To Catch a Cheat
The pressure is on for schools to raise test scores. Some, it seems, are willing to resort to anything.

Peg Tyre:

For a while it seemed as though Forest Brook High School in Houston was a shining example of school reform. In 2005, after years of rock-bottom test scores, results shot up: 95 percent of eleventh graders passed the state science test. Administrators praised the hard work of the teachers. The governor awarded the school a $165,000 grant. But that same year, the Texas Education Agency hired a company called Caveon Test Security to ensure that the state’s standardized-test results were valid. Caveon—along with an investigative series by The Dallas Morning News—found a host of irregularities at Forest Brook. The state eventually cleared the school’s administrators but made sure last year’s testing was monitored by an outside agency. The scores at Forest Brook plunged Last year, only 39 percent passed science.

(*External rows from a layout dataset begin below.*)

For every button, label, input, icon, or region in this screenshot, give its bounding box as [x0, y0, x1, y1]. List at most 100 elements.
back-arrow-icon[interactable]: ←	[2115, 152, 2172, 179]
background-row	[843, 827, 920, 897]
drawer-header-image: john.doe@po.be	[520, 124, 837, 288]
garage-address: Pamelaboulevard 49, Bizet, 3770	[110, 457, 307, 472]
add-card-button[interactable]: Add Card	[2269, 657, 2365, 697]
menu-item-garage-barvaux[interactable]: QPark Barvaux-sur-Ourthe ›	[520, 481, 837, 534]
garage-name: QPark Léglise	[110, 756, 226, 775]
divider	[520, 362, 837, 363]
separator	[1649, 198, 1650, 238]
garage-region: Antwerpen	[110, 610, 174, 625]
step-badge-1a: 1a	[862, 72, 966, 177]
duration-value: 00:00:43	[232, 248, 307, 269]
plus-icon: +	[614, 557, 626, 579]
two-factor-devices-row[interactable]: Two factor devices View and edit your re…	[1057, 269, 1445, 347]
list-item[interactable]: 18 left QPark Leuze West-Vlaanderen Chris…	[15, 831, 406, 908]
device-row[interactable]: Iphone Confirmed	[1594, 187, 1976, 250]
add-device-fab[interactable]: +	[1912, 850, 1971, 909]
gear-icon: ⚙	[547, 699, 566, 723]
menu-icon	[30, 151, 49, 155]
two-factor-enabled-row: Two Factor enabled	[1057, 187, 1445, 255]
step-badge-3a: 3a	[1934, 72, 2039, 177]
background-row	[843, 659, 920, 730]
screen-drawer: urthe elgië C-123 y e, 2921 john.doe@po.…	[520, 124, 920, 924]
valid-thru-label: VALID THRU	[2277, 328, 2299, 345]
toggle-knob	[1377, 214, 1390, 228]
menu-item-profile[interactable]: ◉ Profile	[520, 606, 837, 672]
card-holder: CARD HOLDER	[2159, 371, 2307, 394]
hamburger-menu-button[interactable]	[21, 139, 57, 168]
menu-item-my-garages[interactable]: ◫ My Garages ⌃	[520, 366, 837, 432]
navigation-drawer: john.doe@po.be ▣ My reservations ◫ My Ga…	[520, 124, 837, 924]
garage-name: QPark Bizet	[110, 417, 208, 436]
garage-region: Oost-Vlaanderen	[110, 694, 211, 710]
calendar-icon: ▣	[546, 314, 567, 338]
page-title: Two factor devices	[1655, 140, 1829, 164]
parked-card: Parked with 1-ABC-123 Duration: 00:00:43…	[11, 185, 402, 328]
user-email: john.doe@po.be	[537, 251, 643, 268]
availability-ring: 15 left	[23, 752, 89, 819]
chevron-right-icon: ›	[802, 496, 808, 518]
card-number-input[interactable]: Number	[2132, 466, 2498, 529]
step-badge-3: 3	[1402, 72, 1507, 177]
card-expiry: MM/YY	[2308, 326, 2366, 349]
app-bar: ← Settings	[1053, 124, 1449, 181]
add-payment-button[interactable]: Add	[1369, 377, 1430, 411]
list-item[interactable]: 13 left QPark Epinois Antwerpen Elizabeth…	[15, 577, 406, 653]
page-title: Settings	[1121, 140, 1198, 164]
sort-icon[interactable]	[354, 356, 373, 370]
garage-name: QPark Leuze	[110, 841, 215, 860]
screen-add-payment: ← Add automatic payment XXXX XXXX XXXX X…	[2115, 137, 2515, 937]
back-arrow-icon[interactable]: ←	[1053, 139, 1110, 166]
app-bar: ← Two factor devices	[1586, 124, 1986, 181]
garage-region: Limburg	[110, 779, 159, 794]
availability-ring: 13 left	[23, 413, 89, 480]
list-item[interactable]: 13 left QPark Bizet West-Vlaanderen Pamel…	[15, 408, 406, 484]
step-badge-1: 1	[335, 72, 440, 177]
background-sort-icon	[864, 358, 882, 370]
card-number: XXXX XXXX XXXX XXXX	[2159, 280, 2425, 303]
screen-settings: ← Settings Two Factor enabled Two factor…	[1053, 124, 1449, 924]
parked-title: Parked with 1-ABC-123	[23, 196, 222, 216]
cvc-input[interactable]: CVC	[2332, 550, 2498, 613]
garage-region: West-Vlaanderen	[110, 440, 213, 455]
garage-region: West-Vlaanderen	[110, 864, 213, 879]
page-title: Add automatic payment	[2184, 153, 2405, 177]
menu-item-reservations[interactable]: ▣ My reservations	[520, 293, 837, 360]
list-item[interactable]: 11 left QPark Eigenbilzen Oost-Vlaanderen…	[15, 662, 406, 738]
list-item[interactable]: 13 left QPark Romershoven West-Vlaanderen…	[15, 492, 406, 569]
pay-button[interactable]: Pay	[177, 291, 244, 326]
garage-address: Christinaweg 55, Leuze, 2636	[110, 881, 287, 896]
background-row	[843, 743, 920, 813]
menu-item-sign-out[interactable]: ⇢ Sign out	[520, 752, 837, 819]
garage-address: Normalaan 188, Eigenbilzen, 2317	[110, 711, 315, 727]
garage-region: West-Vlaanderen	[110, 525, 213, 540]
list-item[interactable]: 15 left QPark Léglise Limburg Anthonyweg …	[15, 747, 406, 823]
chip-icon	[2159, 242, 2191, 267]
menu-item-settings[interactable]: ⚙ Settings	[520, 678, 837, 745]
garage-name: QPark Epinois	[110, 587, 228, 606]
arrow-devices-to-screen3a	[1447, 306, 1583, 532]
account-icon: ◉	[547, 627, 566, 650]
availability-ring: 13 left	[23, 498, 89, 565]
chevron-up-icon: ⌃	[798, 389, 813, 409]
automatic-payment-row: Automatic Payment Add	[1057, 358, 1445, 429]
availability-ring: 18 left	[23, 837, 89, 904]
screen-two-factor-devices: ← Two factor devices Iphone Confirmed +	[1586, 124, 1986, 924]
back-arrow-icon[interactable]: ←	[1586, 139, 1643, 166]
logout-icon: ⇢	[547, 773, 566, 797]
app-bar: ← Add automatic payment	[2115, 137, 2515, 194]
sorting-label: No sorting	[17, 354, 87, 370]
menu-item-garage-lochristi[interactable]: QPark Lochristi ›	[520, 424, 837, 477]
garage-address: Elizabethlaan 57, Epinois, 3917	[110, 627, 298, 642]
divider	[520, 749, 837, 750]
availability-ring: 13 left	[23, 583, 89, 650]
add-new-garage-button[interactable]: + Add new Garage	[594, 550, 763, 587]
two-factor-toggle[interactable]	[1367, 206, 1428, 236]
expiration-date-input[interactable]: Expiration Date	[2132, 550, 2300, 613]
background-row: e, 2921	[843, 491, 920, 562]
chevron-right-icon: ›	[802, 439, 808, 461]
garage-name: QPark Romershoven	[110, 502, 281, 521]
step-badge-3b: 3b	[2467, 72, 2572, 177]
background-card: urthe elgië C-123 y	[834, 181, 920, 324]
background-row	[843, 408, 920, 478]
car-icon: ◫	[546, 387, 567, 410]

It’s a jarring but common story. While there have always been students who crib an answer or two, lately teachers, principals and school administrators are being snared for gaming—and sometimes outright cheating on—standardized tests. Under the six-year-old federal education-reform law No Child Left Behind, scores on statewide exams have become the single yardstick by which school success is measured. Struggling schools are being penalized—and some are even slated to be taken over if tests scores fail to rise. Teachers are under pressure to show that kids are learning more, and if they do that, even by fudging the results they can help their borderline school survive. Nowhere is that pressure more intense than Texas, the state that was the incubator for the federal law. In 2005, Caveon found that 700 public schools had suspicious test scores—and though all but a few schools were cleared, the state education commissioner resigned amid the controversy and new testing regulations were put in place.